Finish times for page load: 1st: 6.77s 2nd: 5.82s 3rd: 5.62s 4th: 5.71s 5th: 5.56s Average: 5.90s

A study by Google states that:

53% of mobile site visits leave a page that takes longer than three seconds to load.

Clearly, an average time of 6 seconds for a page to load is incredibly poor user experience. I needed to increase the performance without sacrificing or removing all of the necessary input fields on the page.

think with Google

A 6s page load has bounce increase of 106%! 😰

Introducing react-infinite-scroller

react-infinite-scroller is a package that is usually used to implement infinite scroll pagination, with images being the most common use case.
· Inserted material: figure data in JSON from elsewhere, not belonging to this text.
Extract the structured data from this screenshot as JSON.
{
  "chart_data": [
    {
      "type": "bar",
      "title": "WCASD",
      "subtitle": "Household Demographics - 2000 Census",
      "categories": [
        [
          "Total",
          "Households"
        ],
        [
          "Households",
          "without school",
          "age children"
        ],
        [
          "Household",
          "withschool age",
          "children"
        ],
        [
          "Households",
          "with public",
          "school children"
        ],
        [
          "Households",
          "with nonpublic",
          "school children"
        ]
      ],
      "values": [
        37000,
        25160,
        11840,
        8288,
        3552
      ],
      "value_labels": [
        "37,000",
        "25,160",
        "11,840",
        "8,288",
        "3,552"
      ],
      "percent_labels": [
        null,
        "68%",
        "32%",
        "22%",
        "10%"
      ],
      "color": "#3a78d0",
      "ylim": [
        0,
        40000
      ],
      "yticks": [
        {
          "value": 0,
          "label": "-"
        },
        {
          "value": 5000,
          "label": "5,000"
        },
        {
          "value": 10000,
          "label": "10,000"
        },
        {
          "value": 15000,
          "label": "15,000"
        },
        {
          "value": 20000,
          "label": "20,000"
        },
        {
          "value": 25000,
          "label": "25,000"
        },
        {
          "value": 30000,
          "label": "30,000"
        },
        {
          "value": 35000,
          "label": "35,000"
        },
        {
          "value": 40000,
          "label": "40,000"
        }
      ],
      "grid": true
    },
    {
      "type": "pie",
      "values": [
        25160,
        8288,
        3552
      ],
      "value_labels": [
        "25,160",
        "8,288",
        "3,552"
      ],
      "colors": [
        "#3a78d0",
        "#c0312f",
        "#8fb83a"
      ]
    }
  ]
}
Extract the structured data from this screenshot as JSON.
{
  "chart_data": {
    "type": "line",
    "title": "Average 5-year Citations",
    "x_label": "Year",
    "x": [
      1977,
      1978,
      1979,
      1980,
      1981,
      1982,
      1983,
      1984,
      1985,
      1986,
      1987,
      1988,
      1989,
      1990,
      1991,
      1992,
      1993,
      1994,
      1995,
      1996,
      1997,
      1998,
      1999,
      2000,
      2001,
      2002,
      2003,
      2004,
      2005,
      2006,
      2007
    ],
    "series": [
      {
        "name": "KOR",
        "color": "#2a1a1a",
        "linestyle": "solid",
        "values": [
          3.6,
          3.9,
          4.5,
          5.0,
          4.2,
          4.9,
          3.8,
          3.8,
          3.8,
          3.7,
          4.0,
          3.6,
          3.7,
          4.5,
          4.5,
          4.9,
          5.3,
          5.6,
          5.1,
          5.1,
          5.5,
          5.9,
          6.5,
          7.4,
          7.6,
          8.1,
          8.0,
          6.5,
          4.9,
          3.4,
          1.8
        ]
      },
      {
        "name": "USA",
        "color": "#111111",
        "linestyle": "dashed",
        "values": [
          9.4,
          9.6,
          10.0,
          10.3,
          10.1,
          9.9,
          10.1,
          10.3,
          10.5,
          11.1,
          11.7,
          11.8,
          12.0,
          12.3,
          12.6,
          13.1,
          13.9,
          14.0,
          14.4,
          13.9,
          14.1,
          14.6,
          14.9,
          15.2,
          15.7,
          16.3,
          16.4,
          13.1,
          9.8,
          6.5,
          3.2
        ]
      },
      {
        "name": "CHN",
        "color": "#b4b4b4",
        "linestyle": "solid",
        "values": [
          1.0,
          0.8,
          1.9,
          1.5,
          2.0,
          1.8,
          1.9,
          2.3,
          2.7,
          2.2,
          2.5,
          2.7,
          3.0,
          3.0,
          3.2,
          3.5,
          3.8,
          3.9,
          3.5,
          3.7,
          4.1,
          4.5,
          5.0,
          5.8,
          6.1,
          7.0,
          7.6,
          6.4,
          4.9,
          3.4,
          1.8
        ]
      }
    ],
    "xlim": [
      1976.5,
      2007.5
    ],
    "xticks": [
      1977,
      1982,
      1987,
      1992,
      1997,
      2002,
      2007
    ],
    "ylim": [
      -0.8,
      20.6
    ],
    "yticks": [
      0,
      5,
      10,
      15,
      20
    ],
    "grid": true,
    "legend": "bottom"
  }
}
When you get to a certain threshold on the bottom of the page, it will make a request to fetch more images.

For my use case, I implemented it by using it to stagger the loading of components.

React code in Visual Studio Code

The full FormPage Component

InfiniteScroller takes 3 arguments:

  • pageStart: integer telling what page it will begin load at
  • hasMore: boolean telling it if it should continue loading
  • loadMore: function that is called when hasMore === true and user reaches the loading threshold (bottom of page)

When the user reaches the bottom of page 0, this.loadItems is called and depending on what page the user is on, we push an arbitrary value and update the formPage array in state:

React code in Visual Studio Code

Note: When we reach the last page, we flip hasMoreItems to false so it doesn’t continue

In the render() method, we check the length of formPage and render each section of the form accordingly.

React code in Visual Studio Code

Note: The key prop allows InfiniteScroller to index what section to load

With this implementation, our load times for the page reduces drastically:

Finish times with infinite-react-scroller: 1st: 1.41s 2nd: 1.70s 3rd: 1.32s 4th: 1.55s 5th: 2.33s Average: 1.66s

With an average time of 1.66 seconds versus the previous 5.90 seconds, that’s a 72% increase in speed!

The retention rate of new users is highly correlated to the loading speed of your webpage (especially on mobile devices). When you realize that 53% of visitors abandon a webpage if it takes over 3 seconds to load, performance becomes a top priority.

Lazy loading can be beneficial to your application if you have a large number of assets. If you are seeing poor performance on your application, consider staggering the loading of your assets or components as a possible solution.